For developers, it will be useful as script can :
- Install external libraries
- Zip extra py files and external libraries
- Upload main .py and zip files to s3 bucket
- Deploy glue job through loudformation
It also allows deployment for different stages e.g. {developer}, dev, qa, prod.
Currently script allows to deploy one glue job at a time. With tweak, it can also be used in Jenkins CI/CD to deploy all glue jobs.
- Any shell tool e.g.

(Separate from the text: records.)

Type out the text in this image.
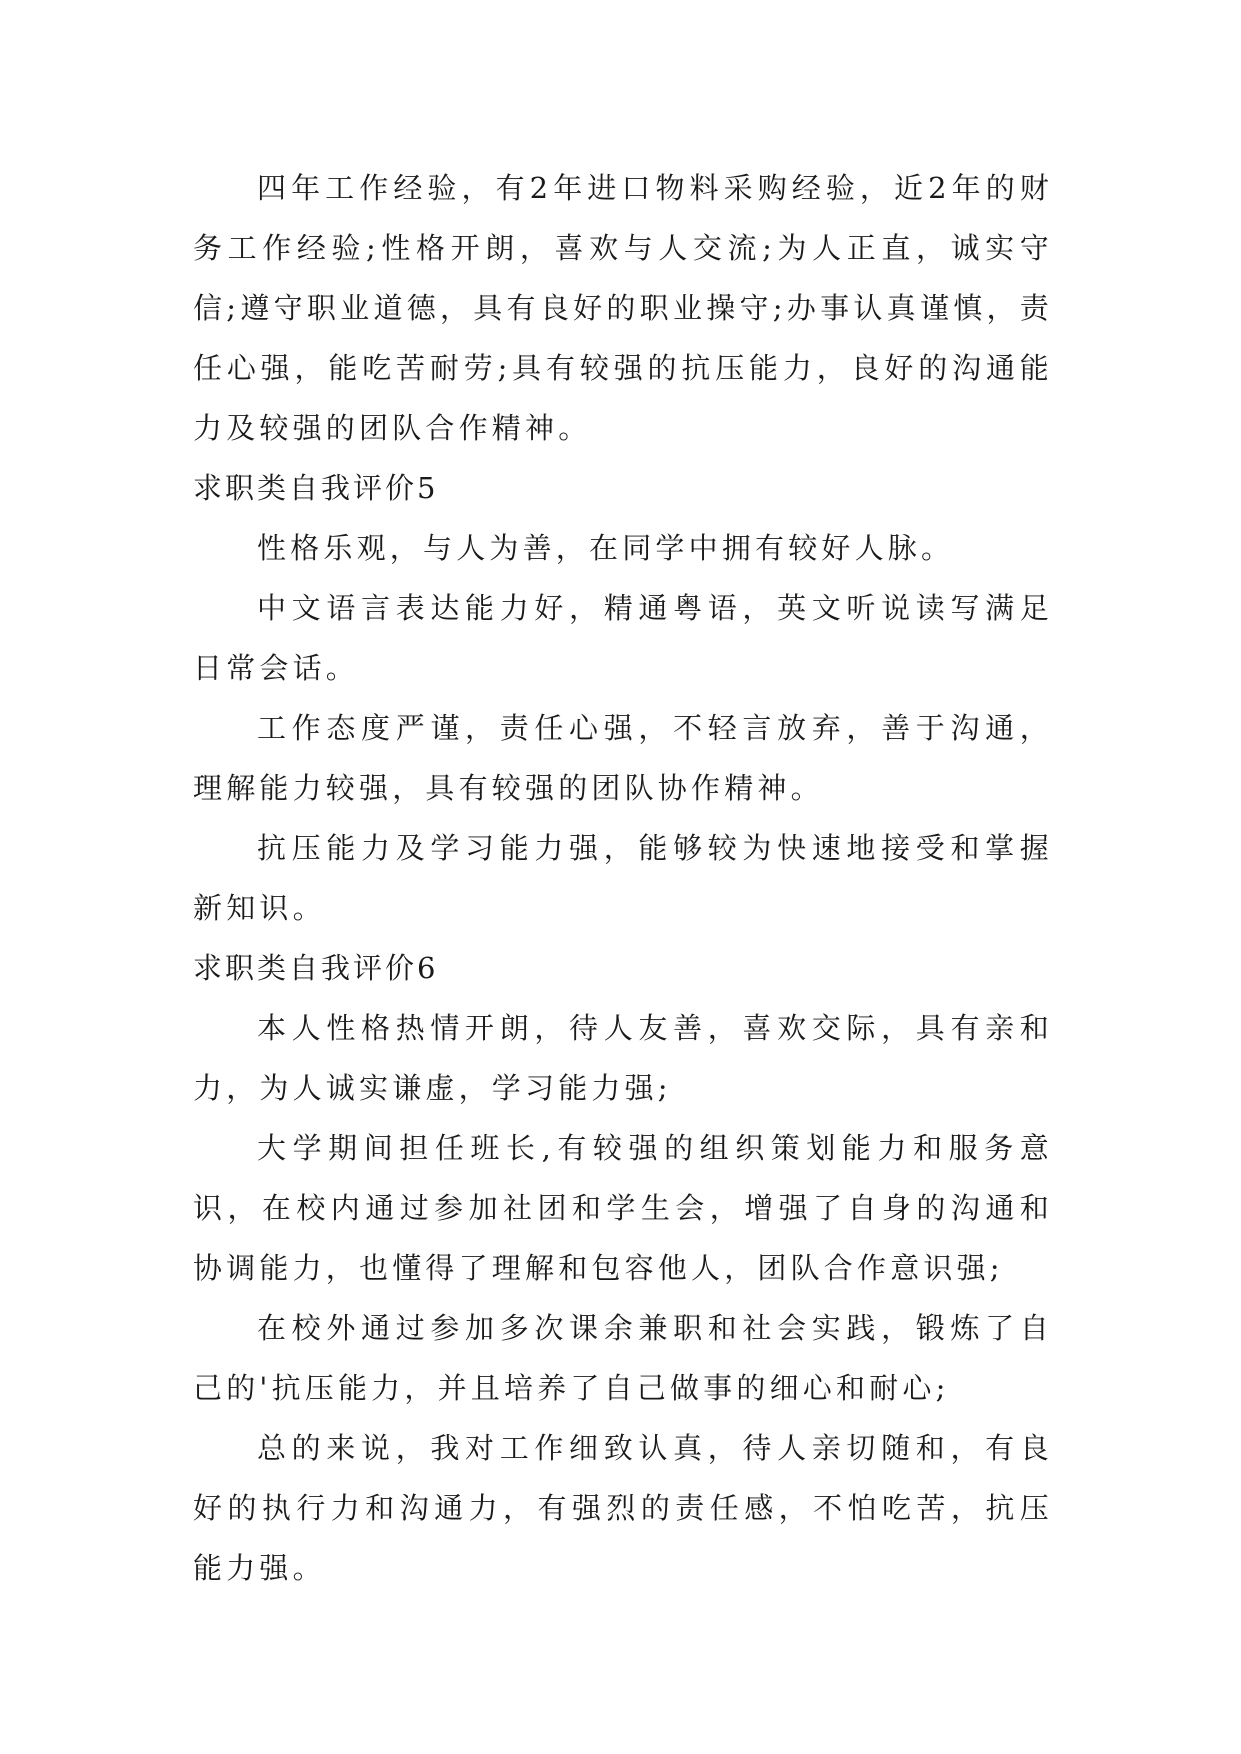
四年工作经验，有2年进口物料采购经验，近2年的财务工作经验;性格开朗，喜欢与人交流;为人正直，诚实守信;遵守职业道德，具有良好的职业操守;办事认真谨慎，责任心强，能吃苦耐劳;具有较强的抗压能力，良好的沟通能力及较强的团队合作精神。

求职类自我评价5

性格乐观，与人为善，在同学中拥有较好人脉。

中文语言表达能力好，精通粤语，英文听说读写满足日常会话。

工作态度严谨，责任心强，不轻言放弃，善于沟通，理解能力较强，具有较强的团队协作精神。

抗压能力及学习能力强，能够较为快速地接受和掌握新知识。

求职类自我评价6

本人性格热情开朗，待人友善，喜欢交际，具有亲和力，为人诚实谦虚，学习能力强;

大学期间担任班长,有较强的组织策划能力和服务意识，在校内通过参加社团和学生会，增强了自身的沟通和协调能力，也懂得了理解和包容他人，团队合作意识强;

在校外通过参加多次课余兼职和社会实践，锻炼了自己的'抗压能力，并且培养了自己做事的细心和耐心;

总的来说，我对工作细致认真，待人亲切随和，有良好的执行力和沟通力，有强烈的责任感，不怕吃苦，抗压能力强。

Cygwin or Gitbash
- aws cli
- zip command line tool
- S3 bucket to store zip files
Add ENV configuration in utility/src/config/env.py file for different stages
Example of ENV Configuration:
'aws_region':'us_east_1',
's3_data_lake':'{}-data-lake-{}'.format(project, STAGE),
'incoming_folder':'incoming',
'primary_folder': 'primary',
'glue_role':'{}_glue_role_{}'.format(project, STAGE)
Modify following configuration in deploy/deploy_glue.sh
# Specify bucket in which you wish to upload zip and .py files
build_bucket='<specify build artifacts bucket>'
# Project prefix.
project="<project prefix>"
# Default Stage
stage="dev"
# AWS profile to be used in AWS CLI
aws_profile="default"
# ARN of Glue Role to be used in Glue operation.
glue_role_arn='<specify Glue Role ARN>'
## Usage
### ./deploy/deploy_glue.sh <glue_job> -stage <stage> -cf <cf_folder>
## Arguments
### glue_job mandatory
### glue job name if selective glue job should be deployed. It should be _glue.py file name without _glue.py
### e.g. for bp_sample_glue.py, glue_job will be *bp_sample*.
### -stage mandatory
### To define stage
### stage mandatory with -stage
### It will be used to pass stage environment parameters.
### It can be {developer name}, dev, qa or prod.
### {developer name} is useful in case of multiple developers are working on same job in same region.
### -cf optional
### if specified, glue job will deployed through CF else only files will be uploaded to s3.
### cf_folder mandatory with -cf otherwise optional
### if specified, it will be taken as path for cf template (excluding *cf* folder). e.g. cf/ingeston/etl/bp_sample_job.json
### should set cf_folder to 'ingestion/etl'
Always run script from project root folder instead of from deploy folder. If Glue job is already deployed through Cloudformation and you wish to only sync Glue source code with S3 bucket, omit -cf. It will sync S3 but will not attempt to update CF.
./deploy/deploy_glue.sh bp_sample -stage sandeep -cf ingestion/etl
- It will deploy bp_sample_glue.py glue job along with its depedencies using sandeep stage environment and bp_sample_job.json kept at cf/ingestion/etl location.
- In S3, files will be stored at <build_bucket>/sandeep location.
- In Cloudformation, bp-sample-sandeep stack will be deployed
- Glue job bp-sample-sandeep will be created.
Bonus: You may also use clean.sh to clean temp files created during build. It may be useful during pushing code to git or distributing/sharing to others.